La chitarra è di norma uno strumento acustico, che amplifica il suono delle corde grazie alla cassa di risonanza (un volume acustico più o meno ampio) per creare volumi sonori più alti (soprattutto per le basse frequenze), ma nell’era moderna è stata anche realizzata in versione elettrica (chitarra elettrica) da usare con gli amplificatori per chitarra.
Storia

La chitarra moderna ha origine dalla chitarra barocca, che a sua volta deriva dallo strumento medievale a cinque corde chiamato quinterna.
I primi liuti persiani erano montati con sole 4 corde di fili di seta.

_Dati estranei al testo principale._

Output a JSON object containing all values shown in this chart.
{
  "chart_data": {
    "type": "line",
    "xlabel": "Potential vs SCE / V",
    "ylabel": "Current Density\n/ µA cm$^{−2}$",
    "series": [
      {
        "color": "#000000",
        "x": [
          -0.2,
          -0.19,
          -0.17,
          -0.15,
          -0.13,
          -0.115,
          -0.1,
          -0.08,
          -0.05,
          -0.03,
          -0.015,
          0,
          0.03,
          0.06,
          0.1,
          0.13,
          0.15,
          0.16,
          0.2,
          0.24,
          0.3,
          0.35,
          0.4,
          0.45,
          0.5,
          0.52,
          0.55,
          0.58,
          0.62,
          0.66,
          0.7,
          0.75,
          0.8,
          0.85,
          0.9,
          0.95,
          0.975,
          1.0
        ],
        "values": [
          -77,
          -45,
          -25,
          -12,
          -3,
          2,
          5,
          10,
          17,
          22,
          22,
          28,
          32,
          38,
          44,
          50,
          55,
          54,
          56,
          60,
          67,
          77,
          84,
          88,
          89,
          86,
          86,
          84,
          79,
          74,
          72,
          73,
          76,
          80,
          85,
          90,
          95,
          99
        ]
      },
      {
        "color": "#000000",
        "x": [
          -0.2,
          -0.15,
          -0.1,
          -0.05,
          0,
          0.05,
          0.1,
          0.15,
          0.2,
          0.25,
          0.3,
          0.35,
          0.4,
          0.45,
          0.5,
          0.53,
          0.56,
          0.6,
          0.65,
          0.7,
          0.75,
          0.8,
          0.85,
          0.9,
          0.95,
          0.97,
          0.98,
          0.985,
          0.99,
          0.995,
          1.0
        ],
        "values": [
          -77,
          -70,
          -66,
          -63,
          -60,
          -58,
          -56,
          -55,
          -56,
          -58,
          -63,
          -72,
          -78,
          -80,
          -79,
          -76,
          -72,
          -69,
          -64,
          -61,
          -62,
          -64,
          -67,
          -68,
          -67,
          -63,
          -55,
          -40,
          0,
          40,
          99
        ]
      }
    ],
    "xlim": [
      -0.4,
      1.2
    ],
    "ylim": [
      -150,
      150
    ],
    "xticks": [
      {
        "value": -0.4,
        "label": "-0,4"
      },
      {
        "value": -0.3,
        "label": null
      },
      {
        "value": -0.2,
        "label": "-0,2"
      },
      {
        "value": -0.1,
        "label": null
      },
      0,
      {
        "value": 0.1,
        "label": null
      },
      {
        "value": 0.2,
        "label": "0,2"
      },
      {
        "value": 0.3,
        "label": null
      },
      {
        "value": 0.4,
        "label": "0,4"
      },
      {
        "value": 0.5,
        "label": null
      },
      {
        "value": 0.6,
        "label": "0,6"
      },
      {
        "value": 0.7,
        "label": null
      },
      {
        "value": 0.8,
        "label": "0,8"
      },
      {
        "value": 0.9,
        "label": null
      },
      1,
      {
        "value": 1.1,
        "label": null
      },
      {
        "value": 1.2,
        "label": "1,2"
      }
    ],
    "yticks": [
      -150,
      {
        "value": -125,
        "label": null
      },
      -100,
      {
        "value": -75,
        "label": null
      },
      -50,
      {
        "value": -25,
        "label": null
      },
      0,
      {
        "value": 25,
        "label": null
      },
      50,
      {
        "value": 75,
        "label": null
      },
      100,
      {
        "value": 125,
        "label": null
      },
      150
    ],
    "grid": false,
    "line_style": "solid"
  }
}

Le prime chitarre medievali avevano quattro corde come pure il liuto: la parola ‘chitarra’ deriva in ogni caso dalla parola greca kithára, che identificava però la cetra, che è appunto l’antenato della chitarra; la parola fu poi traslitterata nel latino cithara, da cui derivano i termini guiterne (quinterna), Gittern, citola e chitarra.
Lo strumento più antico ritrovato simile a una chitarra ha 3500 anni ed è stato scoperto nella tomba egizia di Har-Mose Sen-Mut. A sua volta le radici vanno trovate nel setar persiano (Iran) e nella citara.